The DCI Fellowship has become a highly competitive Fellowship sought out by academics around the world at the intersection of digital curation, data-intensive research and sustainability, broadly understood. This year’s Fellowship call was met by 75 applications, out of which 7 excellent applications were shortlisted. The DCI Fellowship selection committee decided to award the Fellowship to Prof. David Wachsmuth. Prof. Wachsmuth is Canada Research Chair in Urban Governance at McGill University, where he is also an Associate Professor in the School of Urban Planning and an Associate Member in the Department of Geography. He directs UPGo, the Urban Politics and Governance research group at McGill, where he leads a team of researchers investigating pressing urban governance problems related to economic development, environmental sustainability, and housing markets. He is the co-lead of the Adapting Urban Environments for the Future theme of the McGill Sustainability Systems Initiative, where he is part of a broad interdisciplinary team developing new ways of conceptualizing, measuring, and improving urban sustainability.
Prof. Wachsmuth’s groundbreaking work on the impact of digital platforms such as Airbnb on global metropolitan housing markets, and the politics of data and curation it involves, had been previously featured in a DCI Lecture in 2019.
As widely known, however, the University of Toronto has been censured by the Canadian Association of Unversity Teachers, because CAUT has determined that the University’s administration failed “to resolve concerns regarding academic freedom stemming from a hiring scandal in the Faculty of Law”.
Like many other units at UofT, the Digital Curation Institute supports Censure and has refrained from hosting events or activities in violation of Censure. The Censure is currently ‘paused’ but not lifted. Given these circumstances, Prof. David Wachsmuth states:
I am thrilled to have been offered the Fellowship at the Digital Curation Institute. The DCI is an inspiring community of multidisciplinary, critical scholars tackling key challenges of the digital age, and it would be an honour to contribute to this community.
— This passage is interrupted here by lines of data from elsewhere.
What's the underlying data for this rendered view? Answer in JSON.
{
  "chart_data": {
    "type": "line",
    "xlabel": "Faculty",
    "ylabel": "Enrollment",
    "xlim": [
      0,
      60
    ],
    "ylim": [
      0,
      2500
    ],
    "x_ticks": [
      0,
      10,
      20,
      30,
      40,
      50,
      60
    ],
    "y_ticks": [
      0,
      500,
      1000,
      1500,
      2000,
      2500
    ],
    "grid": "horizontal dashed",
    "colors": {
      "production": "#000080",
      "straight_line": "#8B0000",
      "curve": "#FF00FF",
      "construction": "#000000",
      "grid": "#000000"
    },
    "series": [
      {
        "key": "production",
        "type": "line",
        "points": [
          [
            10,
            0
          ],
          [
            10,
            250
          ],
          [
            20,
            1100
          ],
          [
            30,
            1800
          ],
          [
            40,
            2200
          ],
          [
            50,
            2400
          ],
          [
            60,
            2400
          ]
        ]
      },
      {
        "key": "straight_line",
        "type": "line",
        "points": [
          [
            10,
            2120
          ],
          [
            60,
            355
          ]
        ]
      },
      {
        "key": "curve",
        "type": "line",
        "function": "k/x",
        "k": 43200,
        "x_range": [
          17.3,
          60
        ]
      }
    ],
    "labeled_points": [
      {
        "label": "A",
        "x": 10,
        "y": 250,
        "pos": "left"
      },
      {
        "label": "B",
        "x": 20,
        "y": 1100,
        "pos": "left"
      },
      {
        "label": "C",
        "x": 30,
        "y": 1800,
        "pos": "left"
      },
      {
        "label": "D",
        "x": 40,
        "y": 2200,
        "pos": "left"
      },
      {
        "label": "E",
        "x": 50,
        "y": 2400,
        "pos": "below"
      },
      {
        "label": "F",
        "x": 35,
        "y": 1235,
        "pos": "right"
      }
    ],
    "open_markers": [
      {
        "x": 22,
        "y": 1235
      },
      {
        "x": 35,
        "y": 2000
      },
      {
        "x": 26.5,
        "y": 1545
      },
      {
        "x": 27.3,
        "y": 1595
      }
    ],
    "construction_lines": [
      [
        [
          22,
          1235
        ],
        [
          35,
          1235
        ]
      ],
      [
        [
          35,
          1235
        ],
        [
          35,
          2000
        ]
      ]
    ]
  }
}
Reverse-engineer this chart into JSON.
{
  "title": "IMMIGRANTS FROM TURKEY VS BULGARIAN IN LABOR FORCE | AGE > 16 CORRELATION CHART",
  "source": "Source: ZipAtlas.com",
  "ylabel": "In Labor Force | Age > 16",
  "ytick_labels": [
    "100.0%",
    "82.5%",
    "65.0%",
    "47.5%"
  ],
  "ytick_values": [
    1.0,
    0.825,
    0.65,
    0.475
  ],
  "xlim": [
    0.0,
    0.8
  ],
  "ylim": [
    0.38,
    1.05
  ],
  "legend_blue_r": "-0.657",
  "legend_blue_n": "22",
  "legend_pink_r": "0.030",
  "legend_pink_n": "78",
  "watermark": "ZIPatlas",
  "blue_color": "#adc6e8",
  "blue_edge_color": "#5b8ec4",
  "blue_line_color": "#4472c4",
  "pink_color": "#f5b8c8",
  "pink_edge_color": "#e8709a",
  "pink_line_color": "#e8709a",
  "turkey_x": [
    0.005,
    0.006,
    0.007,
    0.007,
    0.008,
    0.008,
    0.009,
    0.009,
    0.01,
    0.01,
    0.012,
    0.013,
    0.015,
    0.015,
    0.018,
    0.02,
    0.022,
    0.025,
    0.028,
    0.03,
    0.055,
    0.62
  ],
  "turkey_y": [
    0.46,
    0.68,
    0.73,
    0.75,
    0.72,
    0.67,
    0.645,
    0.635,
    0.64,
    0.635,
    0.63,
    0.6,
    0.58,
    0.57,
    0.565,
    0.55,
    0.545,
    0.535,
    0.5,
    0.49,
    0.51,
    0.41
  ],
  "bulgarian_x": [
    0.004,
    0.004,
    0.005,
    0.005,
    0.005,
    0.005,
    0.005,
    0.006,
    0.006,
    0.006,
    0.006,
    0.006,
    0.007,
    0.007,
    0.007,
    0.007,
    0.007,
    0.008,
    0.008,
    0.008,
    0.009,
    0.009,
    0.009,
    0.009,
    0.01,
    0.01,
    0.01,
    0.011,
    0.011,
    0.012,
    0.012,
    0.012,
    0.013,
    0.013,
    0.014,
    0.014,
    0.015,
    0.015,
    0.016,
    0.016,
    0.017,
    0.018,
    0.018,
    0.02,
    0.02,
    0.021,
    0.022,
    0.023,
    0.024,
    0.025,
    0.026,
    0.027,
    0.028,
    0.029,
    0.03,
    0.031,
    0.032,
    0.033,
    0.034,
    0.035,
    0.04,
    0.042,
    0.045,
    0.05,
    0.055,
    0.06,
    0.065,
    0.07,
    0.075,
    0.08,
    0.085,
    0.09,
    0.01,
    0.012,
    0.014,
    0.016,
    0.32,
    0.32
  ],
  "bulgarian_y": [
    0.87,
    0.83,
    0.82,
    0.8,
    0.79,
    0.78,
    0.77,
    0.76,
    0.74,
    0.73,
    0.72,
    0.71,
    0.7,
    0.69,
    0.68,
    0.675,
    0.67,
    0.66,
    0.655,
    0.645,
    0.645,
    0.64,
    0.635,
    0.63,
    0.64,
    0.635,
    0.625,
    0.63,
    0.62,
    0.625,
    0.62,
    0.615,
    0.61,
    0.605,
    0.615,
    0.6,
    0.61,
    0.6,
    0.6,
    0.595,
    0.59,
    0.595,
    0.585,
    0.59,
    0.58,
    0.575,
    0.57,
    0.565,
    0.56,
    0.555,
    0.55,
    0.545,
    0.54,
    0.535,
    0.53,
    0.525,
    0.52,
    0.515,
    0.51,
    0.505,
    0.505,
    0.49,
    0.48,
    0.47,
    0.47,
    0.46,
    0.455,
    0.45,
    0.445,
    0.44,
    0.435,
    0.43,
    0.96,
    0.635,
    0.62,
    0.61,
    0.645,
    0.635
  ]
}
However, the University of Toronto is currently under censure from the Canadian Association of University Teachers because it egregiously violated the principle of academic freedom. U of T rescinded an employment offer to Dr. Valentina Azarova, an eminent human rights scholar, due to donor pressure.
CAUT is calling on academics to refuse appointments, speaking engagements and honours at U of T until the censure is lifted. While the CAUT’s censure of University of Toronto remains in place, I am unable to accept the Fellowship.
If and when CAUT lifts its censure, I will be thrilled to take up the Fellowship and join the intellectual community of the DCI. Until then, I add my voice to the more than 1000 scholars calling on University of Toronto’s leadership to make appropriate amends for its mistake.
DCI Director Prof. Christoph Becker adds:
The Fellowship selection committee members at the DCI were thrilled to receive Prof. Wachsmuth’s application to this Fellowship, which stood out in a highly competitive field. David’s work is an inspiring example of the kind of work the Digital Curation Institute seeks to facilitate and support. His proposal to develop this work further, including a planned events series, would enrich the vibrant intellectual life at the DCI, the Faculty of Information, and the University of Toronto immensely.
We fully support his decision to respect and support censure, even though it is a big loss to our community. We join the call on UofT’s leadership to take all possible steps to rectify the situation and allow censure to be lifted, so that UofT’s many and diverse members can continue building the Institution’s work and reputation.
I greatly look forward to welcoming David as DCI Fellow once Censure is lifted.
UPDATE: Following the lifting of the CAUT censure, Prof. Wachsmuth’s fellowship is now active until December 2022.